Leticia’s main plaza, Parque Santander, acts as the center of town. In the afternoons it becomes a hub of activity when thousands of pericos, small parrots, flock here for the night, screaming and chattering as the sun sets. During the day the riverfront is more active, with boats full of bananas and other products being brought in from villages from around the region. Everything is unloaded and carried by hand to the market, where you’ll see giant pirarucu fish and countless exotic fruits.
Leticia is Colombia’s jumping off point for trips deeper into the Amazon jungle. Take a guided tour in search of pink river dolphins or monkeys. Although you may see birds and butterflies right in the city, wildlife enthusiasts will want to head to Parque Nacional Natural Amaracayu, one of Colombia’s most important national parks, and the best place in the area to see animals in their natural habitat. Adrenaline enthusiasts kayak and zipline at Reserva Tanimboca.
Restaurants and Dining
Head to the fruit stands near the river and the local market to find exotic tropical flavors in fruits like the purple açaí berry, unusually sized reddish bananas, and the star–shaped carambola. For a taste of the local fish diet, take a seat at the kitschy Tierras Amazónicas. For Brazilian dishes you don’t need to go to neighboring Tabatinga. You can have your caipirinhas at Cozinha de Fazenda right in the center of town.

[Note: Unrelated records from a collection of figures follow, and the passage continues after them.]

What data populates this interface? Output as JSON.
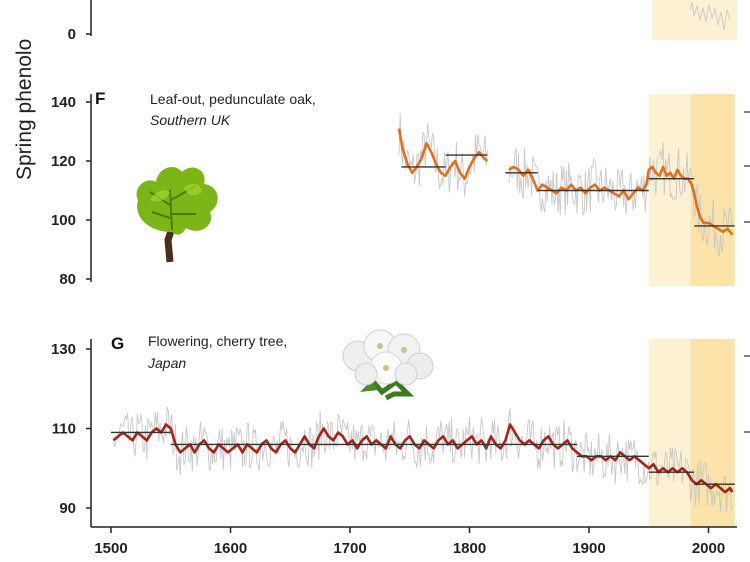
{
  "chart_data": [
    {
      "panel": "F",
      "type": "line",
      "annotation": "Leaf-out, pedunculate oak,",
      "annotation_italic": "Southern UK",
      "y_label_partial": "Spring phenolo",
      "yticks": [
        80,
        100,
        120,
        140
      ],
      "ylim": [
        78,
        144
      ],
      "xlim": [
        1490,
        2022
      ],
      "shaded_periods": [
        [
          1950,
          1985
        ],
        [
          1985,
          2022
        ]
      ],
      "series": [
        {
          "points": [
            [
              1741,
              131
            ],
            [
              1744,
              124
            ],
            [
              1748,
              119
            ],
            [
              1752,
              116
            ],
            [
              1756,
              118
            ],
            [
              1760,
              121
            ],
            [
              1764,
              126
            ],
            [
              1768,
              123
            ],
            [
              1772,
              119
            ],
            [
              1776,
              116
            ],
            [
              1780,
              115
            ],
            [
              1784,
              118
            ],
            [
              1788,
              120
            ],
            [
              1792,
              116
            ],
            [
              1796,
              114
            ],
            [
              1800,
              118
            ],
            [
              1804,
              121
            ],
            [
              1808,
              123
            ],
            [
              1812,
              121
            ],
            [
              1815,
              120
            ]
          ],
          "segments": [
            [
              1743,
              1780,
              118
            ],
            [
              1780,
              1815,
              122
            ]
          ]
        },
        {
          "points": [
            [
              1833,
              117
            ],
            [
              1837,
              118
            ],
            [
              1841,
              117
            ],
            [
              1845,
              115
            ],
            [
              1849,
              117
            ],
            [
              1853,
              114
            ],
            [
              1857,
              110
            ],
            [
              1861,
              112
            ],
            [
              1865,
              111
            ],
            [
              1869,
              110
            ],
            [
              1873,
              109
            ],
            [
              1877,
              111
            ],
            [
              1881,
              110
            ],
            [
              1885,
              112
            ],
            [
              1889,
              110
            ],
            [
              1893,
              111
            ],
            [
              1897,
              109
            ],
            [
              1901,
              111
            ],
            [
              1905,
              112
            ],
            [
              1909,
              110
            ],
            [
              1913,
              111
            ],
            [
              1917,
              110
            ],
            [
              1921,
              109
            ],
            [
              1925,
              108
            ],
            [
              1929,
              110
            ],
            [
              1933,
              107
            ],
            [
              1937,
              109
            ],
            [
              1941,
              111
            ],
            [
              1945,
              110
            ],
            [
              1948,
              112
            ],
            [
              1950,
              117
            ],
            [
              1953,
              118
            ],
            [
              1956,
              116
            ],
            [
              1959,
              115
            ],
            [
              1962,
              118
            ],
            [
              1965,
              115
            ],
            [
              1968,
              116
            ],
            [
              1971,
              114
            ],
            [
              1974,
              117
            ],
            [
              1977,
              115
            ],
            [
              1980,
              114
            ],
            [
              1983,
              114
            ],
            [
              1986,
              112
            ],
            [
              1988,
              109
            ],
            [
              1990,
              105
            ],
            [
              1993,
              101
            ],
            [
              1996,
              99
            ],
            [
              2000,
              99
            ],
            [
              2004,
              98
            ],
            [
              2008,
              97
            ],
            [
              2012,
              96
            ],
            [
              2016,
              97
            ],
            [
              2020,
              95
            ]
          ],
          "segments": [
            [
              1830,
              1857,
              116
            ],
            [
              1857,
              1950,
              110
            ],
            [
              1950,
              1988,
              114
            ],
            [
              1988,
              2022,
              98
            ]
          ]
        }
      ]
    },
    {
      "panel": "G",
      "type": "line",
      "annotation": "Flowering, cherry tree,",
      "annotation_italic": "Japan",
      "yticks": [
        90,
        110,
        130
      ],
      "ylim": [
        85,
        133
      ],
      "xticks": [
        1500,
        1600,
        1700,
        1800,
        1900,
        2000
      ],
      "xlim": [
        1490,
        2022
      ],
      "shaded_periods": [
        [
          1950,
          1985
        ],
        [
          1985,
          2022
        ]
      ],
      "series": [
        {
          "points": [
            [
              1502,
              107
            ],
            [
              1506,
              108
            ],
            [
              1510,
              109
            ],
            [
              1514,
              108
            ],
            [
              1518,
              107
            ],
            [
              1522,
              109
            ],
            [
              1526,
              108
            ],
            [
              1530,
              107
            ],
            [
              1534,
              109
            ],
            [
              1538,
              110
            ],
            [
              1542,
              109
            ],
            [
              1546,
              111
            ],
            [
              1550,
              110
            ],
            [
              1554,
              106
            ],
            [
              1558,
              104
            ],
            [
              1562,
              105
            ],
            [
              1566,
              106
            ],
            [
              1570,
              104
            ],
            [
              1574,
              106
            ],
            [
              1578,
              107
            ],
            [
              1582,
              105
            ],
            [
              1586,
              104
            ],
            [
              1590,
              106
            ],
            [
              1594,
              105
            ],
            [
              1598,
              104
            ],
            [
              1602,
              105
            ],
            [
              1606,
              106
            ],
            [
              1610,
              104
            ],
            [
              1614,
              106
            ],
            [
              1618,
              105
            ],
            [
              1622,
              104
            ],
            [
              1626,
              106
            ],
            [
              1630,
              107
            ],
            [
              1634,
              105
            ],
            [
              1638,
              104
            ],
            [
              1642,
              106
            ],
            [
              1646,
              107
            ],
            [
              1650,
              105
            ],
            [
              1654,
              104
            ],
            [
              1658,
              106
            ],
            [
              1662,
              108
            ],
            [
              1666,
              106
            ],
            [
              1670,
              105
            ],
            [
              1674,
              108
            ],
            [
              1678,
              110
            ],
            [
              1682,
              108
            ],
            [
              1686,
              107
            ],
            [
              1690,
              109
            ],
            [
              1694,
              108
            ],
            [
              1698,
              106
            ],
            [
              1702,
              107
            ],
            [
              1706,
              105
            ],
            [
              1710,
              107
            ],
            [
              1714,
              108
            ],
            [
              1718,
              106
            ],
            [
              1722,
              107
            ],
            [
              1726,
              106
            ],
            [
              1730,
              105
            ],
            [
              1734,
              108
            ],
            [
              1738,
              106
            ],
            [
              1742,
              105
            ],
            [
              1746,
              107
            ],
            [
              1750,
              108
            ],
            [
              1754,
              106
            ],
            [
              1758,
              105
            ],
            [
              1762,
              107
            ],
            [
              1766,
              106
            ],
            [
              1770,
              105
            ],
            [
              1774,
              107
            ],
            [
              1778,
              108
            ],
            [
              1782,
              106
            ],
            [
              1786,
              107
            ],
            [
              1790,
              105
            ],
            [
              1794,
              106
            ],
            [
              1798,
              107
            ],
            [
              1802,
              108
            ],
            [
              1806,
              106
            ],
            [
              1810,
              107
            ],
            [
              1814,
              105
            ],
            [
              1818,
              108
            ],
            [
              1822,
              106
            ],
            [
              1826,
              105
            ],
            [
              1830,
              107
            ],
            [
              1834,
              111
            ],
            [
              1838,
              109
            ],
            [
              1842,
              107
            ],
            [
              1846,
              106
            ],
            [
              1850,
              107
            ],
            [
              1854,
              106
            ],
            [
              1858,
              105
            ],
            [
              1862,
              107
            ],
            [
              1866,
              108
            ],
            [
              1870,
              106
            ],
            [
              1874,
              105
            ],
            [
              1878,
              106
            ],
            [
              1882,
              107
            ],
            [
              1886,
              105
            ],
            [
              1890,
              104
            ],
            [
              1894,
              103
            ],
            [
              1898,
              103
            ],
            [
              1902,
              102
            ],
            [
              1906,
              103
            ],
            [
              1910,
              103
            ],
            [
              1914,
              102
            ],
            [
              1918,
              103
            ],
            [
              1922,
              102
            ],
            [
              1926,
              104
            ],
            [
              1930,
              103
            ],
            [
              1934,
              102
            ],
            [
              1938,
              103
            ],
            [
              1942,
              102
            ],
            [
              1946,
              101
            ],
            [
              1950,
              100
            ],
            [
              1954,
              101
            ],
            [
              1958,
              99
            ],
            [
              1962,
              100
            ],
            [
              1966,
              99
            ],
            [
              1970,
              100
            ],
            [
              1974,
              99
            ],
            [
              1978,
              100
            ],
            [
              1982,
              99
            ],
            [
              1986,
              97
            ],
            [
              1990,
              96
            ],
            [
              1994,
              97
            ],
            [
              1998,
              96
            ],
            [
              2002,
              95
            ],
            [
              2006,
              96
            ],
            [
              2010,
              95
            ],
            [
              2014,
              94
            ],
            [
              2018,
              95
            ],
            [
              2020,
              94
            ]
          ],
          "segments": [
            [
              1500,
              1550,
              109
            ],
            [
              1550,
              1890,
              106
            ],
            [
              1890,
              1950,
              103
            ],
            [
              1950,
              1988,
              99
            ],
            [
              1988,
              2022,
              96
            ]
          ]
        }
      ]
    }
  ],
  "colors": {
    "oak_line": "#e07020",
    "cherry_line": "#a3241b",
    "raw_line": "#c8c8c8",
    "mean_line": "#333333",
    "shade_light": "#fdf1d4",
    "shade_dark": "#fbe3a9",
    "oak_leaf": "#7cb518",
    "blossom": "#f2f2f2"
  },
  "icons": {
    "oak": "oak-leaf-icon",
    "cherry": "cherry-blossom-icon"
  }
}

Handicraft shops are scattered all over town, though the best is Galería Arte Uirapuru, Calle 8 no. 10–35, which sells masks from the Matis tribe, wood carvings, blow darts, medical plants, and all sorts of unusual Amazonian souvenirs. There’s even a small museum in the back of the store.
There are several ATMS, as well as pharmacies, around and within a few blocks of Leticia’s plaza. There is a tourist office at Calle 8 no. 9–75, as well as a kiosk at the airport.